SYDTHEMAN: Don't Get On This Guy's Nerves

Each Wednesday, Rocks Off arbitrarily appoints one lucky local performer or group "Artist of the Week," bestowing upon them all the fame and grandeur such a lofty title implies. Know a band or artist that isn't awful? Email their particulars to sheaserrano@gmail.com.

syd lp aug17.jpg
This is SYDTHEMAN. (Or his record; his picture is on Page 2.) We accidentally stumbled across his music at a networking event about two weeks ago. And wow. He sings and he raps and he cusses, all to varying degrees of goodness.

As such, he made a record called Singin' Rappin' & Cussin'. It is just about excellent, with several parts of it - generally the parts where he lets loose his near pristine falsetto - scraping up against being transcendent. For certain, there aren't a lot of people who can combine even a semblance of musicality with commentary on the banality of John Everyman's day-to-day, but SYDTHEMAN does so fluidly and with (what appears to be) little struggle.
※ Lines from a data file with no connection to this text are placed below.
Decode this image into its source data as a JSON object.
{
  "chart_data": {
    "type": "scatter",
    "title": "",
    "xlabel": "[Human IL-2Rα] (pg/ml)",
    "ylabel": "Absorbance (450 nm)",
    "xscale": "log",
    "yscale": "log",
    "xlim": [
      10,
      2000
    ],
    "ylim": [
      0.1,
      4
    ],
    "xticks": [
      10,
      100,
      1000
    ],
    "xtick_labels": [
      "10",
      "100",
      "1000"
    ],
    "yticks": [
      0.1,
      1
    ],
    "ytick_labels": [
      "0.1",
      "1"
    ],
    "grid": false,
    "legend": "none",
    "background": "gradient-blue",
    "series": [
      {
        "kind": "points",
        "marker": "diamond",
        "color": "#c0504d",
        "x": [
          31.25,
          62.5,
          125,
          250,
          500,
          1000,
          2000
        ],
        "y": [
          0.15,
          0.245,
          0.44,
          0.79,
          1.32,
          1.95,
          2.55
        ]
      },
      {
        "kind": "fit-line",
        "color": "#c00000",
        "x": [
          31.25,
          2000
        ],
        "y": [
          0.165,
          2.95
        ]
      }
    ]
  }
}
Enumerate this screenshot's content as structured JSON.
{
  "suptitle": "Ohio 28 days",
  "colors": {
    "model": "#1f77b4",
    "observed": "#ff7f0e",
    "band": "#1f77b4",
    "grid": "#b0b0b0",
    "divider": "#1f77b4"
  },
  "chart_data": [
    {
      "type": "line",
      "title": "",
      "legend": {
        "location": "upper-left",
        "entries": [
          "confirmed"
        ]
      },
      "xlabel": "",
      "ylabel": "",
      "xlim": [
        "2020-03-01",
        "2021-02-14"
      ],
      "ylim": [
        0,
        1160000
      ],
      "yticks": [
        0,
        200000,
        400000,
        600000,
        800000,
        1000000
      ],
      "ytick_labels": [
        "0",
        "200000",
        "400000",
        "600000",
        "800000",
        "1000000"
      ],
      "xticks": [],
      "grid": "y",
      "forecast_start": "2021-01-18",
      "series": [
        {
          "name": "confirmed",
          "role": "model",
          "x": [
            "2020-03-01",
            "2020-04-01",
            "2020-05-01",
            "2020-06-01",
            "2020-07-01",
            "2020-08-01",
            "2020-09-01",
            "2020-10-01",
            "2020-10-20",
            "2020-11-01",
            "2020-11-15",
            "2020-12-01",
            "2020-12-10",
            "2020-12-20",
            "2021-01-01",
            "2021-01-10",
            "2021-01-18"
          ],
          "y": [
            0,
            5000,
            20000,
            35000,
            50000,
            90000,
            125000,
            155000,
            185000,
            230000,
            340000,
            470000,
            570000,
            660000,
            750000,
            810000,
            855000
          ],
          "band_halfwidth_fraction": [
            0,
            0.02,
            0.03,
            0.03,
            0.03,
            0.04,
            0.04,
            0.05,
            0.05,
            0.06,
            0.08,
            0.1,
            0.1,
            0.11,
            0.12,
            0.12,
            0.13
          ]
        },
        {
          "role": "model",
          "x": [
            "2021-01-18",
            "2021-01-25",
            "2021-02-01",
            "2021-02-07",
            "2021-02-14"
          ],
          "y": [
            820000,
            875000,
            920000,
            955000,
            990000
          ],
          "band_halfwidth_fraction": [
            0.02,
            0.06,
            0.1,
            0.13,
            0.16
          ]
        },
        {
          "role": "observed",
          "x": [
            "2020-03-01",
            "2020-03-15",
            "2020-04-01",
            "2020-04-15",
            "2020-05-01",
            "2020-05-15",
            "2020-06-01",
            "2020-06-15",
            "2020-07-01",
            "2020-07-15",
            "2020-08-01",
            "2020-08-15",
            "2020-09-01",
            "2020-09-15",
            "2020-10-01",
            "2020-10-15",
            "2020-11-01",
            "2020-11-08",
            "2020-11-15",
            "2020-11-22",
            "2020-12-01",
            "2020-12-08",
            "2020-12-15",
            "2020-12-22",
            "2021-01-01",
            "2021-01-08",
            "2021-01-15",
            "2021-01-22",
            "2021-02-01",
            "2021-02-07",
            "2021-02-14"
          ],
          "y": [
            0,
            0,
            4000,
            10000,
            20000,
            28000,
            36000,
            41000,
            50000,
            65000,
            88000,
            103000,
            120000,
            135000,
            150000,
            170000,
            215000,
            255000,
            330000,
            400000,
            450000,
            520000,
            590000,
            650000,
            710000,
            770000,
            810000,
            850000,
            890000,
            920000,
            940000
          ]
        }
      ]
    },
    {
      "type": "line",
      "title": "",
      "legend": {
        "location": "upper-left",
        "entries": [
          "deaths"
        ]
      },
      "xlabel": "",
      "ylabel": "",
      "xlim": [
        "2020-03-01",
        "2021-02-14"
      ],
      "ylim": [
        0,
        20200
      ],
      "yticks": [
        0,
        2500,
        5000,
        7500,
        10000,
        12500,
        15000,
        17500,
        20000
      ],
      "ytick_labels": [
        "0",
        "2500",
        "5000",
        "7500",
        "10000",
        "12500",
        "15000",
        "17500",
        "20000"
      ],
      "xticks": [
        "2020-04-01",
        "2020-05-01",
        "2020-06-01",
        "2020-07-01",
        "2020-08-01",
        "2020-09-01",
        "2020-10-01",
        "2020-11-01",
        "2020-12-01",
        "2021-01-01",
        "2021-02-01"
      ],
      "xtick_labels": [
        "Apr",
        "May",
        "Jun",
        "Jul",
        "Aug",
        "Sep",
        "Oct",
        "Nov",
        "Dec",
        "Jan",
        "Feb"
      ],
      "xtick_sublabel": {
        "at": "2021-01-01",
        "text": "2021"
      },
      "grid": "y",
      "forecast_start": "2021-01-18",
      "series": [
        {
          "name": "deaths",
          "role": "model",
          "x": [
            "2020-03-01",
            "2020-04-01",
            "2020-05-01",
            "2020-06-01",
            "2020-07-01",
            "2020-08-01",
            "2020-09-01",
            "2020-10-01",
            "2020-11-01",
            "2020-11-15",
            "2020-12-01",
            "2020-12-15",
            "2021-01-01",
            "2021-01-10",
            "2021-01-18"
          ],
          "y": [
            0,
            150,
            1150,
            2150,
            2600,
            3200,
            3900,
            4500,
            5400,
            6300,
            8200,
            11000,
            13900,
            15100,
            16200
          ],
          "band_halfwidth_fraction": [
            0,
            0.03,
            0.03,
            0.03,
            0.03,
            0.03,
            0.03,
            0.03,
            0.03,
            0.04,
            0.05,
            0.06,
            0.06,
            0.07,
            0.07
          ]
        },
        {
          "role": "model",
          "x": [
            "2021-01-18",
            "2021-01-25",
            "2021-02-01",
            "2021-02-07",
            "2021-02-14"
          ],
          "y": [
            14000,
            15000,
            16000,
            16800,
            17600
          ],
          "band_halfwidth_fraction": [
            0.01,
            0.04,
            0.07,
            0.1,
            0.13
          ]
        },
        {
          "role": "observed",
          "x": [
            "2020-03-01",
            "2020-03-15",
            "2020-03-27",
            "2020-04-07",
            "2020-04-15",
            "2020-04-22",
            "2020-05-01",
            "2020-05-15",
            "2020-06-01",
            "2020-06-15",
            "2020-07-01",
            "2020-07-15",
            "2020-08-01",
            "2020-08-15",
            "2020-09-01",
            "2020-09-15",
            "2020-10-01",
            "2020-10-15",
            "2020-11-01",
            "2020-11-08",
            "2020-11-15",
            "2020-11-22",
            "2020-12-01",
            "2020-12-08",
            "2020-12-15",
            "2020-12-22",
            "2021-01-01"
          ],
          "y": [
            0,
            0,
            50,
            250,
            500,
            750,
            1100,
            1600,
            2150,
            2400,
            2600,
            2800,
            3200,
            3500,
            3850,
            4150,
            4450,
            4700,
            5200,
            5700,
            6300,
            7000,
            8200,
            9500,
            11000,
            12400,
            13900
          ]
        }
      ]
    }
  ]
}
So we invited him to join the Artist of the Week family, asking him about things and more things. He gave answers and then more answers. Roll tide.

Rocks Off: First, tell everyone everything they need to know about Syd the Man in exactly six words.

SYDTHEMAN: If I had to describe myself in six words, they would be: Creative, controversial, comical, demanding, trustworthy and misunderstood.


RO: Of course, the one song that immediately brought us to you was "On My Nerves." Can you talk a brief bit about how that song came to be.

SYDTHEMAN, "On My Nerves"

STM: The idea to rap about people getting on my nerves came from another local Houston rapper while we were both hanging out at a friend's house. I thought the idea was funny, but I had no interest in recording a song with that substance. Then, one day while in the shower, I began to make fun of the idea by singing the chorus that you hear on the recording.

I kept on singing the chorus over and over until I realized that this could be very catchy. So, I called my friend, William Thomas, and sang it for him. He immediately suggested that I record this song. The first version was recorded in 2006 with other local rap artists featured on the track. It wasn't until 2009 when I decided to re-record and re-produce the song featuring my older brother, J. Reed.